I look back at the hardship in my life, and today I can embrace those times, knowing that it shaped me into the person I am today: incredibly strong, self sufficient, loving and kind. I am truly happy with my life today, even though I still deal with my eating disorder (I say “my” because it is a part of me), and even though I still encounter tragedies. But I know to handle them. A few months ago I was faced with a truly traumatic experience, which led me to cut off contact with my parents. The time following was hard, no doubt. And I could feel myself slipping into depression again, I could feel it getting too much for me to deal with. But I applied the lessons I had learned in the years before, I practiced self love, turned to the people that mean the most to me and have made it through the worst of it now.
I’m sharing this with you to show you, you’re not alone. Depression, addiction and other mental illnesses are incredibly common and most of the people you encounter in life have or are dealing with one or the other.
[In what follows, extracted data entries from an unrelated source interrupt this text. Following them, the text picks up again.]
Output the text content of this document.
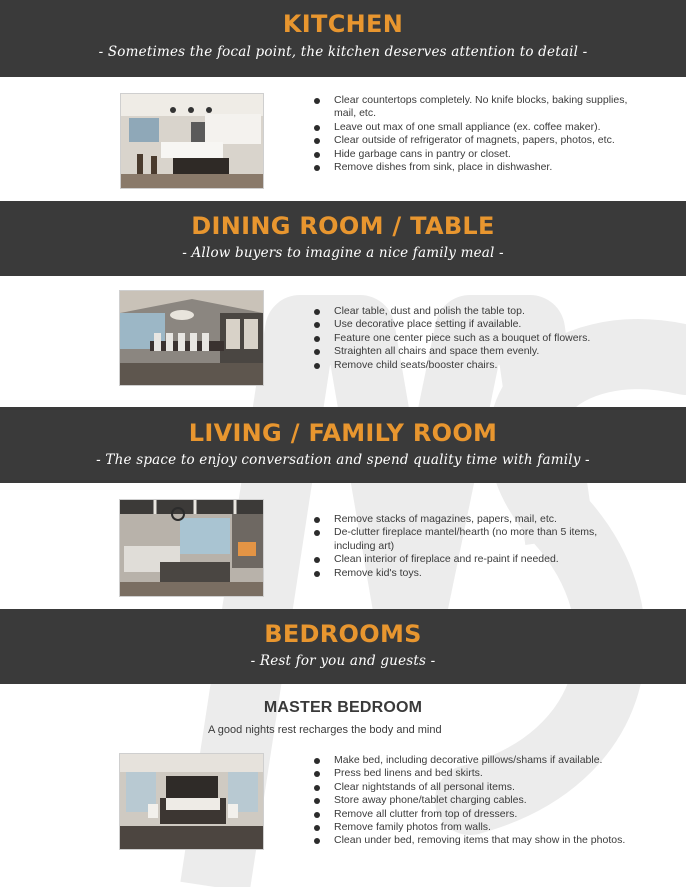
KITCHEN
- Sometimes the focal point, the kitchen deserves attention to detail -
Clear countertops completely. No knife blocks, baking supplies, mail, etc.
Leave out max of one small appliance (ex. coffee maker).
Clear outside of refrigerator of magnets, papers, photos, etc.
Hide garbage cans in pantry or closet.
Remove dishes from sink, place in dishwasher.
DINING ROOM / TABLE
- Allow buyers to imagine a nice family meal -
Clear table, dust and polish the table top.
Use decorative place setting if available.
Feature one center piece such as a bouquet of flowers.
Straighten all chairs and space them evenly.
Remove child seats/booster chairs.
LIVING / FAMILY ROOM
- The space to enjoy conversation and spend quality time with family -
Remove stacks of magazines, papers, mail, etc.
De-clutter fireplace mantel/hearth (no more than 5 items, including art)
Clean interior of fireplace and re-paint if needed.
Remove kid's toys.
BEDROOMS
- Rest for you and guests -
MASTER BEDROOM
A good nights rest recharges the body and mind
Make bed, including decorative pillows/shams if available.
Press bed linens and bed skirts.
Clear nightstands of all personal items.
Store away phone/tablet charging cables.
Remove all clutter from top of dressers.
Remove family photos from walls.
Clean under bed, removing items that may show in the photos.
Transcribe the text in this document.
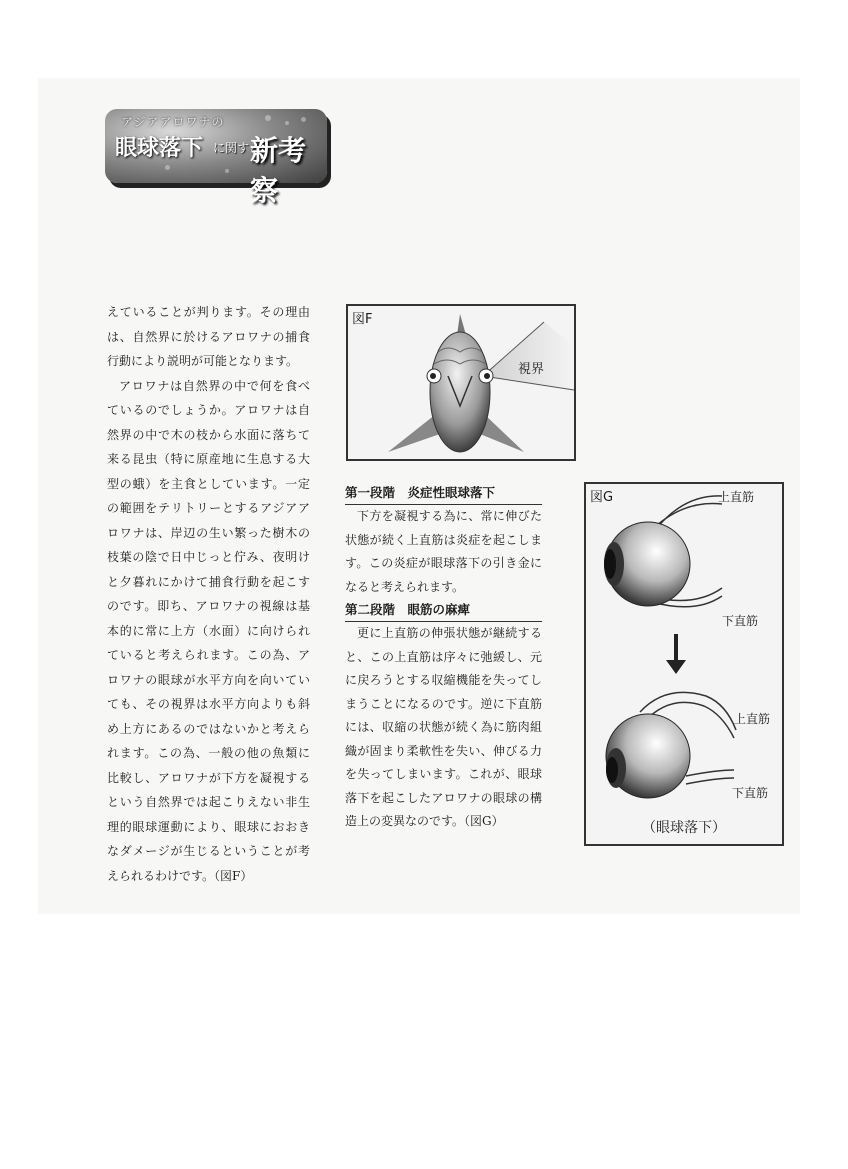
アジアアロワナの
眼球落下 に関する
新考察

えていることが判ります。その理由は、自然界に於けるアロワナの捕食行動により説明が可能となります。

アロワナは自然界の中で何を食べているのでしょうか。アロワナは自然界の中で木の枝から水面に落ちて来る昆虫（特に原産地に生息する大型の蛾）を主食としています。一定の範囲をテリトリーとするアジアアロワナは、岸辺の生い繁った樹木の枝葉の陰で日中じっと佇み、夜明けと夕暮れにかけて捕食行動を起こすのです。即ち、アロワナの視線は基本的に常に上方（水面）に向けられていると考えられます。この為、アロワナの眼球が水平方向を向いていても、その視界は水平方向よりも斜め上方にあるのではないかと考えられます。この為、一般の他の魚類に比較し、アロワナが下方を凝視するという自然界では起こりえない非生理的眼球運動により、眼球におおきなダメージが生じるということが考えられるわけです。（図F）

図F
視界

第一段階　炎症性眼球落下

下方を凝視する為に、常に伸びた状態が続く上直筋は炎症を起こします。この炎症が眼球落下の引き金になると考えられます。

第二段階　眼筋の麻痺

更に上直筋の伸張状態が継続すると、この上直筋は序々に弛緩し、元に戻ろうとする収縮機能を失ってしまうことになるのです。逆に下直筋には、収縮の状態が続く為に筋肉組織が固まり柔軟性を失い、伸びる力を失ってしまいます。これが、眼球落下を起こしたアロワナの眼球の構造上の変異なのです。（図G）

図G	上直筋
下直筋
上直筋
下直筋
（眼球落下）
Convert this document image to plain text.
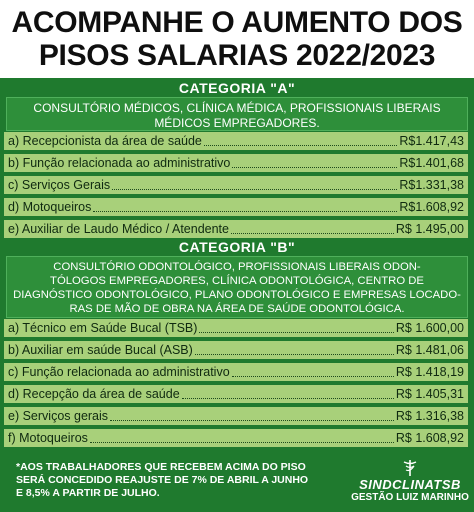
ACOMPANHE O AUMENTO DOS
PISOS SALARIAS 2022/2023
CATEGORIA "A"
CONSULTÓRIO MÉDICOS, CLÍNICA MÉDICA, PROFISSIONAIS LIBERAIS
MÉDICOS EMPREGADORES.
a) Recepcionista da área de saúde	R$1.417,43
b) Função relacionada ao administrativo	R$1.401,68
c) Serviços Gerais	R$1.331,38
d) Motoqueiros	R$1.608,92
e) Auxiliar de Laudo Médico / Atendente	R$ 1.495,00
CATEGORIA "B"
CONSULTÓRIO ODONTOLÓGICO, PROFISSIONAIS LIBERAIS ODON-
TÓLOGOS EMPREGADORES, CLÍNICA ODONTOLÓGICA, CENTRO DE
DIAGNÓSTICO ODONTOLÓGICO, PLANO ODONTOLÓGICO E EMPRESAS LOCADO-
RAS DE MÃO DE OBRA NA ÁREA DE SAÚDE ODONTOLÓGICA.
a) Técnico em Saúde Bucal (TSB)	R$ 1.600,00
b) Auxiliar em saúde Bucal (ASB)	R$ 1.481,06
c) Função relacionada ao administrativo	R$ 1.418,19
d) Recepção da área de saúde	R$ 1.405,31
e) Serviços gerais	R$ 1.316,38
f) Motoqueiros	R$ 1.608,92
*AOS TRABALHADORES QUE RECEBEM ACIMA DO PISO
SERÁ CONCEDIDO REAJUSTE DE 7% DE ABRIL A JUNHO
E 8,5% A PARTIR DE JULHO.
SINDCLINATSB
GESTÃO LUIZ MARINHO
What matters is that you take it seriously and take care of yourself, that you seek help. You don’t have to do it alone, and it doesn’t matter who you are, no one will believe you to be weak for asking for help.
You might ask yourself, what is this doing on a Hip Hop blog?
For one, Hip Hop was a key component in my recovery. Without Hip Hop, I’m not sure I’d even still be here to write this. And, to come to the more important fact, we (Hip Hop) don’t talk about health enough. Both mental and physical health. Hip Hop is a masculine culture, and masculinity is often associated with strength. Men are less likely to admit to being ill (unless it’s on the mic ;-) ). Many men believe that admitting to being sick means admitting to weakness and therefor go untreated. Whether it’s due to mental or physical illness, we have lost far too many of our heroes, of our brothers. Most recently Phife Dawg.
We can not afford to loose you, my brother or sister. And I want to ensure you that taking yourself to the doctor, getting checked out, getting treatment for whatever it may be, only accounts to your strength. Your strength to detect that something is wrong within yourself, your strength to care for your loved ones, by making sure they don’t have to mourn you. There’s nothing stronger to me than that.
Look, I get it. There’s a stigma attached to being sick. And many people might have associated my story with weakness. But I’m a survivor. I didn’t let myself fall off the ledge that day. I took myself to therapy again and again, when I could hardly get out of bed. I continued to run my business by myself, each and every day, when the pain in my heart made it hard to breathe. That’s strength. And I’m sharing this story with you now even though these are the darkest stories of my life. That’s strength. I want you to be strong with me. I want you to live.